Verrian said nothing, but he reflected with a sort of gloomy amusement how impossible it was for any woman, even a woman so wide-minded and high-principled as his mother, to escape the personal view of all things and all persons which women take. He tacitly noted the fact, as the novelist notes whatever happens or appears to him, but he let the occasion drop out of his mind as soon as he could after it had dropped out of his talk.
The night when the last number of his story came to them in the magazine, and was already announced as a book, he sat up with his mother celebrating, as he said, and exulting in the future as well as the past. They had a little supper, which she cooked for him in a chafing-dish, in the dining-room of the tiny apartment where they lived together, and she made some coffee afterwards, to carry off the effect of the Newburg lobster. Perhaps because there was nothing to carry off the effect of the coffee, he heard her, through the partition of their rooms, stirring restlessly after he had gone to bed, and a little later she came to his door, which she set ajar, to ask, "Are you awake, Philip?"
"You seem to be, mother," he answered, with an amusement at her question which seemed not to have imparted itself to her when she came in and stood beside his bed in her dressing-gown.

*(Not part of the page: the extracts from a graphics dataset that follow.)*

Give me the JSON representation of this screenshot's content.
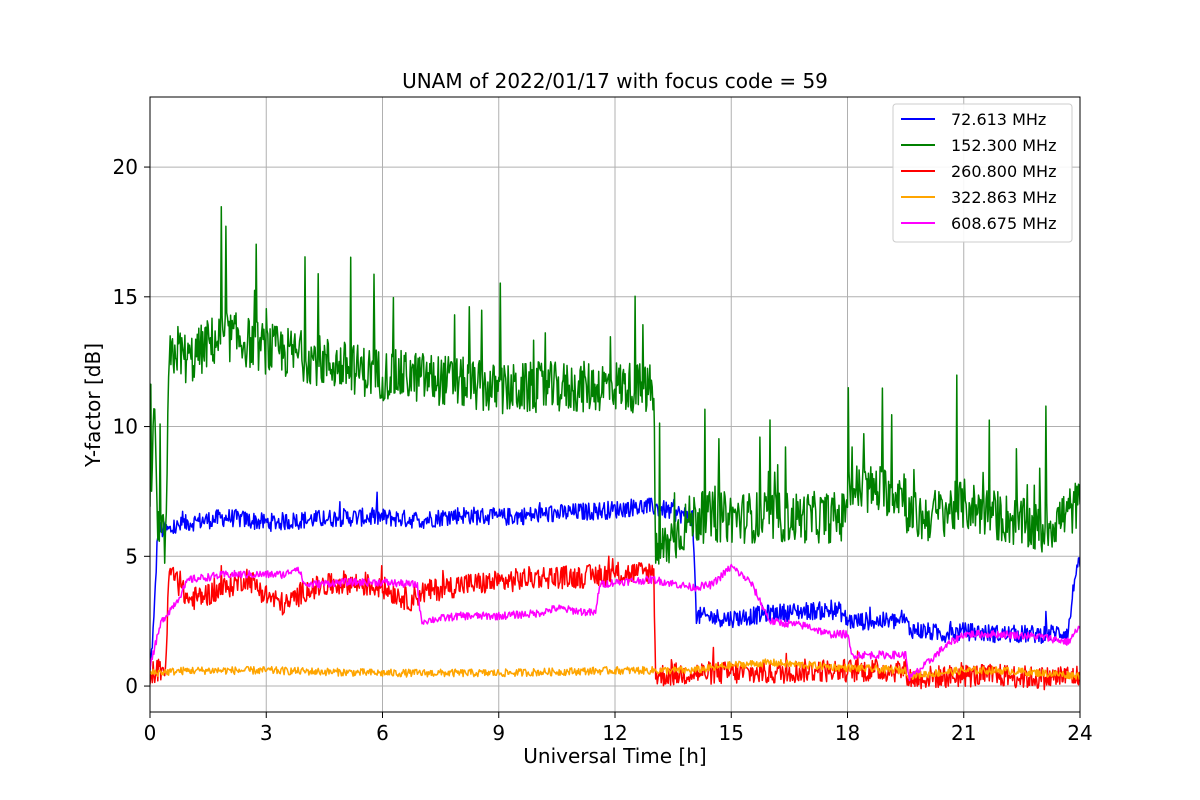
{
  "chart_data": {
    "type": "line",
    "title": "UNAM of 2022/01/17 with focus code = 59",
    "xlabel": "Universal Time [h]",
    "ylabel": "Y-factor [dB]",
    "xlim": [
      0,
      24
    ],
    "ylim": [
      -1,
      22.7
    ],
    "xticks": [
      0,
      3,
      6,
      9,
      12,
      15,
      18,
      21,
      24
    ],
    "yticks": [
      0,
      5,
      10,
      15,
      20
    ],
    "grid": true,
    "legend_position": "top-right",
    "series": [
      {
        "name": "  72.613 MHz",
        "color": "#0000ff",
        "points": [
          [
            0,
            0.5
          ],
          [
            0.1,
            2.5
          ],
          [
            0.2,
            6.0
          ],
          [
            0.5,
            6.0
          ],
          [
            1,
            6.3
          ],
          [
            2,
            6.5
          ],
          [
            3,
            6.3
          ],
          [
            4,
            6.4
          ],
          [
            5,
            6.5
          ],
          [
            6,
            6.5
          ],
          [
            7,
            6.4
          ],
          [
            8,
            6.6
          ],
          [
            9,
            6.5
          ],
          [
            10,
            6.6
          ],
          [
            11,
            6.7
          ],
          [
            12,
            6.8
          ],
          [
            12.5,
            6.9
          ],
          [
            13,
            6.9
          ],
          [
            13.5,
            6.7
          ],
          [
            14,
            6.5
          ],
          [
            14.1,
            2.7
          ],
          [
            15,
            2.6
          ],
          [
            16,
            2.8
          ],
          [
            17,
            2.9
          ],
          [
            17.8,
            2.9
          ],
          [
            18,
            2.5
          ],
          [
            19.5,
            2.5
          ],
          [
            19.6,
            2.2
          ],
          [
            20.5,
            2.0
          ],
          [
            21,
            2.1
          ],
          [
            22,
            2.0
          ],
          [
            23,
            2.0
          ],
          [
            23.7,
            2.1
          ],
          [
            23.9,
            4.6
          ],
          [
            24,
            4.6
          ]
        ],
        "noise": 0.35
      },
      {
        "name": "152.300 MHz",
        "color": "#008000",
        "points": [
          [
            0,
            6.0
          ],
          [
            0.1,
            11.0
          ],
          [
            0.2,
            6.0
          ],
          [
            0.4,
            5.5
          ],
          [
            0.5,
            12.5
          ],
          [
            0.7,
            13.0
          ],
          [
            1,
            12.5
          ],
          [
            1.5,
            13.2
          ],
          [
            2,
            13.5
          ],
          [
            3,
            13.0
          ],
          [
            4,
            12.7
          ],
          [
            5,
            12.3
          ],
          [
            6,
            12.0
          ],
          [
            7,
            11.9
          ],
          [
            8,
            11.7
          ],
          [
            9,
            11.4
          ],
          [
            10,
            11.5
          ],
          [
            11,
            11.5
          ],
          [
            12,
            11.6
          ],
          [
            13,
            11.4
          ],
          [
            13.05,
            5.0
          ],
          [
            14,
            6.5
          ],
          [
            15,
            6.5
          ],
          [
            16,
            6.5
          ],
          [
            17,
            6.5
          ],
          [
            17.9,
            6.5
          ],
          [
            18,
            7.6
          ],
          [
            19.5,
            7.5
          ],
          [
            19.55,
            6.5
          ],
          [
            20,
            6.5
          ],
          [
            21,
            7.0
          ],
          [
            22,
            6.5
          ],
          [
            23,
            6.0
          ],
          [
            24,
            7.0
          ]
        ],
        "noise": 1.0
      },
      {
        "name": "260.800 MHz",
        "color": "#ff0000",
        "points": [
          [
            0,
            0.5
          ],
          [
            0.4,
            0.7
          ],
          [
            0.5,
            4.5
          ],
          [
            0.7,
            4.0
          ],
          [
            1,
            3.3
          ],
          [
            2,
            3.8
          ],
          [
            2.5,
            4.2
          ],
          [
            3,
            3.5
          ],
          [
            3.5,
            3.1
          ],
          [
            4,
            3.7
          ],
          [
            5,
            4.0
          ],
          [
            6,
            3.8
          ],
          [
            6.7,
            3.3
          ],
          [
            7,
            3.6
          ],
          [
            8,
            3.9
          ],
          [
            9,
            4.0
          ],
          [
            10,
            4.2
          ],
          [
            11,
            4.2
          ],
          [
            12,
            4.3
          ],
          [
            13,
            4.4
          ],
          [
            13.05,
            0.4
          ],
          [
            14,
            0.5
          ],
          [
            15,
            0.5
          ],
          [
            16,
            0.5
          ],
          [
            17,
            0.6
          ],
          [
            18,
            0.6
          ],
          [
            19.5,
            0.6
          ],
          [
            19.6,
            0.3
          ],
          [
            21,
            0.4
          ],
          [
            22,
            0.4
          ],
          [
            23,
            0.3
          ],
          [
            24,
            0.4
          ]
        ],
        "noise": 0.45
      },
      {
        "name": "322.863 MHz",
        "color": "#ffa500",
        "points": [
          [
            0,
            0.5
          ],
          [
            1,
            0.6
          ],
          [
            3,
            0.6
          ],
          [
            6,
            0.5
          ],
          [
            9,
            0.5
          ],
          [
            12,
            0.6
          ],
          [
            13,
            0.6
          ],
          [
            14,
            0.6
          ],
          [
            15,
            0.8
          ],
          [
            16,
            0.9
          ],
          [
            17,
            0.8
          ],
          [
            18,
            0.7
          ],
          [
            19.5,
            0.6
          ],
          [
            19.6,
            0.4
          ],
          [
            21,
            0.6
          ],
          [
            22,
            0.6
          ],
          [
            23,
            0.5
          ],
          [
            24,
            0.4
          ]
        ],
        "noise": 0.15
      },
      {
        "name": "608.675 MHz",
        "color": "#ff00ff",
        "points": [
          [
            0,
            0.8
          ],
          [
            0.3,
            2.5
          ],
          [
            0.7,
            3.3
          ],
          [
            1,
            4.1
          ],
          [
            1.5,
            4.2
          ],
          [
            2,
            4.3
          ],
          [
            3,
            4.3
          ],
          [
            3.5,
            4.3
          ],
          [
            3.8,
            4.6
          ],
          [
            4,
            3.9
          ],
          [
            5,
            4.0
          ],
          [
            6,
            4.0
          ],
          [
            6.9,
            3.9
          ],
          [
            7,
            2.5
          ],
          [
            8,
            2.7
          ],
          [
            9,
            2.7
          ],
          [
            10,
            2.8
          ],
          [
            10.5,
            3.0
          ],
          [
            11,
            2.9
          ],
          [
            11.5,
            2.8
          ],
          [
            11.6,
            3.9
          ],
          [
            12,
            4.0
          ],
          [
            13,
            4.1
          ],
          [
            14,
            3.8
          ],
          [
            14.5,
            3.9
          ],
          [
            15,
            4.6
          ],
          [
            15.5,
            4.0
          ],
          [
            16,
            2.5
          ],
          [
            17,
            2.3
          ],
          [
            17.5,
            2.0
          ],
          [
            18,
            2.0
          ],
          [
            18.1,
            1.2
          ],
          [
            19.5,
            1.2
          ],
          [
            19.6,
            0.3
          ],
          [
            20,
            0.8
          ],
          [
            20.5,
            1.5
          ],
          [
            21,
            2.0
          ],
          [
            22,
            2.0
          ],
          [
            23,
            1.9
          ],
          [
            23.7,
            1.7
          ],
          [
            24,
            2.3
          ]
        ],
        "noise": 0.15
      }
    ]
  }
}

"You don't think we have judged her too harshly, Philip?"
"Do you, mother?"
"No, I think we couldn't be too severe in a thing like that. She probably thought you were like some of the other story-writers; she couldn't feel differences, shades. She pretended to be taken with the circumstances of your work, but she had to do that if she wanted to fool you. Well, she has got her come-uppings, as she would probably say."
Verrian replied, thoughtfully, "She didn't strike me as a country person—at least, in her first letter."
"Then you still think she didn't write both?"
"If she did, she was trying her hand in a personality she had invented."
"Girls are very strange," his mother sighed. "They like excitement, adventure. It's very dull in those little places. I shouldn't wish you to think any harm of the poor thing."
"Poor thing? Why this magnanimous compassion, mother?"
"Oh, nothing. But I know how I was myself when I was a girl. I used almost to die of hunger for something to happen. Can you remember just what you said in your letter?"
Verrian laughed. "NO, I can't. But I don't believe I said half enough. You're nervous, mother."
"Yes, I am. But don't you get to worrying. I merely got to thinking how I should hate to have anybody's unhappiness mixed up with this happiness of ours. I do so want your pleasure in your success to be pure, not tainted with the pain of any human creature."
Verrian answered with light cynicism: "It will be tainted with the pain of the fellows who don't like me, or who haven't succeeded, and they'll take care to let me share their pain if ever they can. But if you mean that merry maiden up country, she's probably thinking, if she thinks about it at all, that she's the luckiest girl in the United States to have got out of an awful scrape so easily. At the worst, I only had fun with her in my letter. Probably she sees that she has nothing to grieve for but her own break."
"No, and you did just as you should have done; and I am glad you don't feel bitterly about it. You don't, do you?"
"Not the least."
His mother stooped over and kissed him where he lay smiling. "Well, that's good. After all, it's you I cared for. Now I can say good-night." But she lingered to tuck him in a little, from the persistence of the mother habit. "I wish you may never do anything that you will be sorry for."
"Well, I won't—if it's a good action."
They laughed together, and she left the room, still looking back to see if there was anything more she could do for him, while he lay smiling, intelligently for what she was thinking, and patiently for what she was doing.